Dr Cooke says the existing methods of measuring temperature and mucus cycles are complicated by the fact they are often difficult to observe, are subjective, and that they often result in unnecessary periods of abstinence (in the case of using these methods to avoid pregnancy). “The temperature method picks up the post ovulatory rise in temperature and occurs after the period of peak fertility. This means it cannot be used as a direct aid for helping couples get pregnant, it is only used as a diagnostic test to tell a woman that she did have an ovulatory cycle. For avoiding pregnancy it is used as a marker for the end of the fertile phase, and most women use it in combination with the mucus method for picking up the beginning of fertility.”

Dr Cooke says the take-home kit will reduce the amount of stress involved in laboratory-based fertility testing, and will also reduce the cost of this type of testing. “Unlike laboratory assays it becomes feasible to monitor whole cycles on a day by day basis, and I also think it is appealing to the women as it does give them a feeling of control.”

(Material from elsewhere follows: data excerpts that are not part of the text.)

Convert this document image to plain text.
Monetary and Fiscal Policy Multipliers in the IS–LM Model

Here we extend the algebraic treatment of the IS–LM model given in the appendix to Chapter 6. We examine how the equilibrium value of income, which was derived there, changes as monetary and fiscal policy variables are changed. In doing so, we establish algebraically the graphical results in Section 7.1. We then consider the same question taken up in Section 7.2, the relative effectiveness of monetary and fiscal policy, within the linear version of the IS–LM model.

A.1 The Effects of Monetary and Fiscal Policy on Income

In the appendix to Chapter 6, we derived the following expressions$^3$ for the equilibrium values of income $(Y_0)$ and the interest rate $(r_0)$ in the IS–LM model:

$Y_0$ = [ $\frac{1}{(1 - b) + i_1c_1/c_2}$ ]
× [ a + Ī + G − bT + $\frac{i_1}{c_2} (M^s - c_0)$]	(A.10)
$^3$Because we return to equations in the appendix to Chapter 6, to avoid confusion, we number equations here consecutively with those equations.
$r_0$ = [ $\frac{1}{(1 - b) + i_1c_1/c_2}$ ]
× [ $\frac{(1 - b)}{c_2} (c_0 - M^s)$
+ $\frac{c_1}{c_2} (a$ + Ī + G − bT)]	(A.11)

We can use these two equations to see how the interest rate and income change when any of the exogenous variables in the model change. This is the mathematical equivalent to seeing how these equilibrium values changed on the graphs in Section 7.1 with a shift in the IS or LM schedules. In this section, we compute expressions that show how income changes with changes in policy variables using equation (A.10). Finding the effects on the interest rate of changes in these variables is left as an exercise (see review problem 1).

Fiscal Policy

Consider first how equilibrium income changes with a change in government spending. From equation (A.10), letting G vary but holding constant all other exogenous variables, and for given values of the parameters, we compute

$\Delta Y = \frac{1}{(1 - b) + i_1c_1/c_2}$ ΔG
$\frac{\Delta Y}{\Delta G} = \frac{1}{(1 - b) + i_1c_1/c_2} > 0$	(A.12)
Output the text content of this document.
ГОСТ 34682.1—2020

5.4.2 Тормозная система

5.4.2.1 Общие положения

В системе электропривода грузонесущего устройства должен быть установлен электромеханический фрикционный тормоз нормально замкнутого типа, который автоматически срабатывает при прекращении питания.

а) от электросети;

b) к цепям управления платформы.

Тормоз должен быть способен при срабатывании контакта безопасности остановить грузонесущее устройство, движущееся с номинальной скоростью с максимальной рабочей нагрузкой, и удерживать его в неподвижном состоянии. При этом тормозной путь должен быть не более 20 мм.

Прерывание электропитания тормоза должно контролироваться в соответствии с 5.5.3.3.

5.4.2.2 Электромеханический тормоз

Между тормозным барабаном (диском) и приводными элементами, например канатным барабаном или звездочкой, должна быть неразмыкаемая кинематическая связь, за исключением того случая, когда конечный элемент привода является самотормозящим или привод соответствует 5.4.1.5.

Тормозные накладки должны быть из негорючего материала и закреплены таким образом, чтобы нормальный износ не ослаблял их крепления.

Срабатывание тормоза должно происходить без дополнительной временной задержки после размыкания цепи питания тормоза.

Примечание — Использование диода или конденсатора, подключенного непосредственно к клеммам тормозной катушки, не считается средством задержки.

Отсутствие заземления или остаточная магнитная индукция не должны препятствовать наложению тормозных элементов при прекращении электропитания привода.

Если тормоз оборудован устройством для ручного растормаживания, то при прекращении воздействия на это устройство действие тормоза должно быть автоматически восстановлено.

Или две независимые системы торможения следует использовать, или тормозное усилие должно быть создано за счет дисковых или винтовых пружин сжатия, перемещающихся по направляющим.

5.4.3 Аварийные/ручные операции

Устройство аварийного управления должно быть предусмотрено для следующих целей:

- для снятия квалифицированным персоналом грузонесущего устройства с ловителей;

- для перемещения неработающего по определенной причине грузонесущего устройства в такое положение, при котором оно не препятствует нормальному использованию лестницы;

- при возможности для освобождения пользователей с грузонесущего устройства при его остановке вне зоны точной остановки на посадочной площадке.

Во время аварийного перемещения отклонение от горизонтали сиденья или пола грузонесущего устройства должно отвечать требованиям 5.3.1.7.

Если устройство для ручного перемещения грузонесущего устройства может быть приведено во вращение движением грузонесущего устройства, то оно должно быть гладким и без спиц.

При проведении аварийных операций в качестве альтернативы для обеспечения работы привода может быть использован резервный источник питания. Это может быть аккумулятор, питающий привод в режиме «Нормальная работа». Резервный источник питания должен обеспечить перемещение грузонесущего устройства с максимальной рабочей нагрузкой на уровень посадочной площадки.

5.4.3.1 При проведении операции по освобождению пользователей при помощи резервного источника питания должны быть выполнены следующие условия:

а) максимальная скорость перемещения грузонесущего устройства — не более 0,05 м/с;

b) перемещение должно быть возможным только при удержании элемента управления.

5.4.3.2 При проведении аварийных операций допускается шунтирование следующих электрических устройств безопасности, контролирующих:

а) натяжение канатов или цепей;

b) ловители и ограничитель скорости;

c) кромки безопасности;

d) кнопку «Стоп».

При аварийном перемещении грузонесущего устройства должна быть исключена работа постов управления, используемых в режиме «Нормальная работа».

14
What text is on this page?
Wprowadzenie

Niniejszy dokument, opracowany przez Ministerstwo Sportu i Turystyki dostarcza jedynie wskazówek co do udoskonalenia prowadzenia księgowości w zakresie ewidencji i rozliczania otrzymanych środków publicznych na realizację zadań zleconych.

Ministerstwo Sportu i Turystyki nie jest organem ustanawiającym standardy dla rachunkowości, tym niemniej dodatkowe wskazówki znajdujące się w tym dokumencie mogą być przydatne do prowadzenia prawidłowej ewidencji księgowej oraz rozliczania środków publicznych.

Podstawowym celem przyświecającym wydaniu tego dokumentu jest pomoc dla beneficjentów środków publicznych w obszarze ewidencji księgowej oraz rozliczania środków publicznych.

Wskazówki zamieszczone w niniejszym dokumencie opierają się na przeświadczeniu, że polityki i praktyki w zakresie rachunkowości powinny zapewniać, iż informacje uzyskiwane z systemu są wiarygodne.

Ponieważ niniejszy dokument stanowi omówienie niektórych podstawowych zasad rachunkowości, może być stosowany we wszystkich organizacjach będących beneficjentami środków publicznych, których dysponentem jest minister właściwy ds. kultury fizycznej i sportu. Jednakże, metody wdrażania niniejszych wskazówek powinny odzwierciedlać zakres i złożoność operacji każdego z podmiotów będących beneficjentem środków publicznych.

Dr Blackwell says the user-friendly kits effectively “eavesdrop on the ovary”, to intercept chemical information between the brain and the ovaries which controls the menstrual cycle. He says estrogen is best tested by a function test of follicle growth, indicating that follicles are growing. The kits will accurately give women all the information they usually would only able to get from a laboratory-based series of blood tests.